Whole Foods Merger Analysis
I may be going out on a limb here, but I predict, on the basis of what happened in court yesterday, that the Whole Foods merger with Wild Oats Market will eventually be approved. Antitrust aficionados will know that the crux of this case is how the court will define the relevant market, and whether or not the merged firm would be a monopolist in that market. Is the market to be narrowly defined as including only nationwide, premium, organic and “natural” foods supermarkets (a definition that really includes only the merging firms), as the FTC supports? Or should it include all retailers of organic and “natural” foods (which includes almost every major supermarket chain and Wal-Mart), as Whole Foods insists?
The way court go about defining the relevant market is a little too convoluted to explain in a blog post, but I’ll refer readers the joint Justice Department/Federal Trade Commission Horizontal Merger Guidelines. According to the guidelines, a merger should be challenged when, in any given market, the merged firm will have sufficient market power to sustain a “small but significant and nontransitory increase in price.” And, for all practical purposes, DOJ, FTC, and courts tend to view a “small but significant” price increase to be one that is five percent or greater.
According to this article (sorry, subscription required) in today’s Wall Street Journal, though, the FTC’s primary expert testified that his market analysis revealed “a ‘substantial decline in margins’ and a 2% drop in prices at Wild Oats stores in Boulder when Whole Foods entered that market.” This is not what antitrust watchers would consider to be damning evidence that commands a narrow market definition. If that’s the strongest evidence FTC can throw at this deal (of course, I acknowledge that newspaper reporters can’t be trusted to have reported the most important facts), it’s more likely than not that the court will find that the relevant market is bigger than FTC claims.

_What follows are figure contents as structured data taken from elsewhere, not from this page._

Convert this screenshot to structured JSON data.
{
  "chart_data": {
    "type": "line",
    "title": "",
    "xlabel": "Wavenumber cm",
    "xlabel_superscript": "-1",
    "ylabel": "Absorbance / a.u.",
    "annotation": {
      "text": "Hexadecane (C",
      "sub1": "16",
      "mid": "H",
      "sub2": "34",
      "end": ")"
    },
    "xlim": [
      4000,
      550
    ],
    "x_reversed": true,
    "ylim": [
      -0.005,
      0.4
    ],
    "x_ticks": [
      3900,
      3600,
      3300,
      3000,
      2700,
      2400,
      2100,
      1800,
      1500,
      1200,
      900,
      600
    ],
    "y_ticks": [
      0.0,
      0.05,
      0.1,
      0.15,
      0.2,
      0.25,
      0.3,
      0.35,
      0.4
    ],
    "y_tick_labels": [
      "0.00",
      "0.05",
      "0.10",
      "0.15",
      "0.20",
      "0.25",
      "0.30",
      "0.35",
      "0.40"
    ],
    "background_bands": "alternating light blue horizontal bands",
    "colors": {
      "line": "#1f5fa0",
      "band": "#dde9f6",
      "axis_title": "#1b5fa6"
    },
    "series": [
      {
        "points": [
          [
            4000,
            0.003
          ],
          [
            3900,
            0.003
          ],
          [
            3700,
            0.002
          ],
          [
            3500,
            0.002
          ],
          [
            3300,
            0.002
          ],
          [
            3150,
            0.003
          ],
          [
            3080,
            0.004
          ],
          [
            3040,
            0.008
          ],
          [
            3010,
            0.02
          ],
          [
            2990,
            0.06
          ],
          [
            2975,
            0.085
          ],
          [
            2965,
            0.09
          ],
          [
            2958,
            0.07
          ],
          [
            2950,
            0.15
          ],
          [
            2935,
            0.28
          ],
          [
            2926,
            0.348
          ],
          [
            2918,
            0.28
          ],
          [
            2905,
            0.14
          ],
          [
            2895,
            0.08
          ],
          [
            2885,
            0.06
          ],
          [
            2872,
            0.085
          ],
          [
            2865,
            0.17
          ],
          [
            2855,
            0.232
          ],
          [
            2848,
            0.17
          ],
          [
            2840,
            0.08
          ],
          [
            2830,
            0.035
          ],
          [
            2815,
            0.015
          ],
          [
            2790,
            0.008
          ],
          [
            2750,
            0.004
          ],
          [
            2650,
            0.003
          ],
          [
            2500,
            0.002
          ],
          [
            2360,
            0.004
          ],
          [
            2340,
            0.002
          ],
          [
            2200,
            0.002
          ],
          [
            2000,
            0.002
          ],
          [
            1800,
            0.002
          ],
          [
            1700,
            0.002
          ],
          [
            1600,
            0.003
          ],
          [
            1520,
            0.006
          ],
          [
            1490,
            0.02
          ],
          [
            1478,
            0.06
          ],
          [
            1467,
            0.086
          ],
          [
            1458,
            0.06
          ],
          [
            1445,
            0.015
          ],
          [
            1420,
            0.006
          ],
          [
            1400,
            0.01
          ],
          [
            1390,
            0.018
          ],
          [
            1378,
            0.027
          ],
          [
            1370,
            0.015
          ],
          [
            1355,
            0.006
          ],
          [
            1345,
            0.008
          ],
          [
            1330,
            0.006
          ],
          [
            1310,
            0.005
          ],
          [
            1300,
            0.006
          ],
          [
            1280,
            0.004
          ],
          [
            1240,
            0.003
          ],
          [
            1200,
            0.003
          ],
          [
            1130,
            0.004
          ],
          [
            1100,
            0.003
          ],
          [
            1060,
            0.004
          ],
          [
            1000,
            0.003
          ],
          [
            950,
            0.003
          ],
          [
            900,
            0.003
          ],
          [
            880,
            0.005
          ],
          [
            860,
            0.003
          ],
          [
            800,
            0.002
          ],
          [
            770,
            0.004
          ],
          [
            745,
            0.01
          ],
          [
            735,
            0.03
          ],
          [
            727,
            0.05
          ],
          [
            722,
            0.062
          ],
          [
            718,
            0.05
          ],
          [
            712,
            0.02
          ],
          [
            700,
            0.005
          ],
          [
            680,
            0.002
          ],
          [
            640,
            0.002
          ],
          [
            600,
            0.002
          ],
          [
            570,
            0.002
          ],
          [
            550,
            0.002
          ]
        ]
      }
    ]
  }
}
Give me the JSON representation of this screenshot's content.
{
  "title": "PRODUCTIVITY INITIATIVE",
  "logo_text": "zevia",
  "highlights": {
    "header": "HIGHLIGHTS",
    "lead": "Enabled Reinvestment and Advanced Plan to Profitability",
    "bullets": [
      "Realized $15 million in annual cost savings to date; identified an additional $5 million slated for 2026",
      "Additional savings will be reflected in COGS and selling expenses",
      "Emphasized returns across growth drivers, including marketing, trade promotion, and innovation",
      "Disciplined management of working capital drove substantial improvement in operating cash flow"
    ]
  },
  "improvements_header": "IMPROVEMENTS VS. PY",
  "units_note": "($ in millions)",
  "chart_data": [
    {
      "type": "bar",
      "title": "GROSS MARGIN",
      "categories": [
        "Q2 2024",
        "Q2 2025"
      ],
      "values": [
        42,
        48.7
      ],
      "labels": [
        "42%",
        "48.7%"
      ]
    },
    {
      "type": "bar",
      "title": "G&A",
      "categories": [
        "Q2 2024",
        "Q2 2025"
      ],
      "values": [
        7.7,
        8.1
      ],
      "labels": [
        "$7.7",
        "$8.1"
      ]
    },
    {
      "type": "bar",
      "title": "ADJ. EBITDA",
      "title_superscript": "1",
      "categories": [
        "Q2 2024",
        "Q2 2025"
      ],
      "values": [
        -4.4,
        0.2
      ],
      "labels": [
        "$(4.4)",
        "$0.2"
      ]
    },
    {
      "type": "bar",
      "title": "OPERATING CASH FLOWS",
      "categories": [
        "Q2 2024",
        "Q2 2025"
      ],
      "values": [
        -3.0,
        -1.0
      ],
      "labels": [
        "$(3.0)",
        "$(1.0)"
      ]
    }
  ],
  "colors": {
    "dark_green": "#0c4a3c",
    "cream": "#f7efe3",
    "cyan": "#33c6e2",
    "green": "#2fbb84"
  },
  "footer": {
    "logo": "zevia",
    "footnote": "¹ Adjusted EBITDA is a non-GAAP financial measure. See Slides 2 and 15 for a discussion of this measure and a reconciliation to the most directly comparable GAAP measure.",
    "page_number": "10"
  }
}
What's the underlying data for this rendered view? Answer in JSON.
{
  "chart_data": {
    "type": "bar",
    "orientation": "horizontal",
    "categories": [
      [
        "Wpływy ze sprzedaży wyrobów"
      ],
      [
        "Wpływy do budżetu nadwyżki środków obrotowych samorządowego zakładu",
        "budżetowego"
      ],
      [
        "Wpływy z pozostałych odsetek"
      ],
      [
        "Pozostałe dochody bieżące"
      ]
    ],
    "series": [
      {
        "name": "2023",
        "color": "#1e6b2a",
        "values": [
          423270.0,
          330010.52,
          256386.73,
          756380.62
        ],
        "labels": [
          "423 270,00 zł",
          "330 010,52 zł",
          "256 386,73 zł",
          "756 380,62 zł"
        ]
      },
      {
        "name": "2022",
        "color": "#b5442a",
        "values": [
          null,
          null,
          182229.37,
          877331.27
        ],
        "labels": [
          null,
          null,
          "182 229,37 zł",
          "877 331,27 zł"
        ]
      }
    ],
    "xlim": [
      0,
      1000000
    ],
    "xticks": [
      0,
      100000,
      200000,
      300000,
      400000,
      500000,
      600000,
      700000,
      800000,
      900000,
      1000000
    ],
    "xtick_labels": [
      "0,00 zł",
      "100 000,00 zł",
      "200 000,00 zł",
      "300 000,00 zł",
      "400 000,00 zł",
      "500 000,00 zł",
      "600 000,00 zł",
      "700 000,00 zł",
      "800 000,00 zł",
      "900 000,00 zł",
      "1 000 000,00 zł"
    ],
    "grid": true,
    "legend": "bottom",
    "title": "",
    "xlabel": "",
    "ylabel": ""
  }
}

Of course, that doesn’t necessarily mean that the merger is a done deal. After all, there are many idiosyncrasies about the food industry that make it very much unlike other markets. And there are all those apparantly damning statements by Whole Foods CEO John Mackey — such as one contained in a February e-mail to the Whole Foods board of directors indicating that the merger would allow Whole Foods and Wild Oats to “avoid nasty price wars.” Still, from a distance, it appears that FTC’s case is not quite as strong as it once appeared.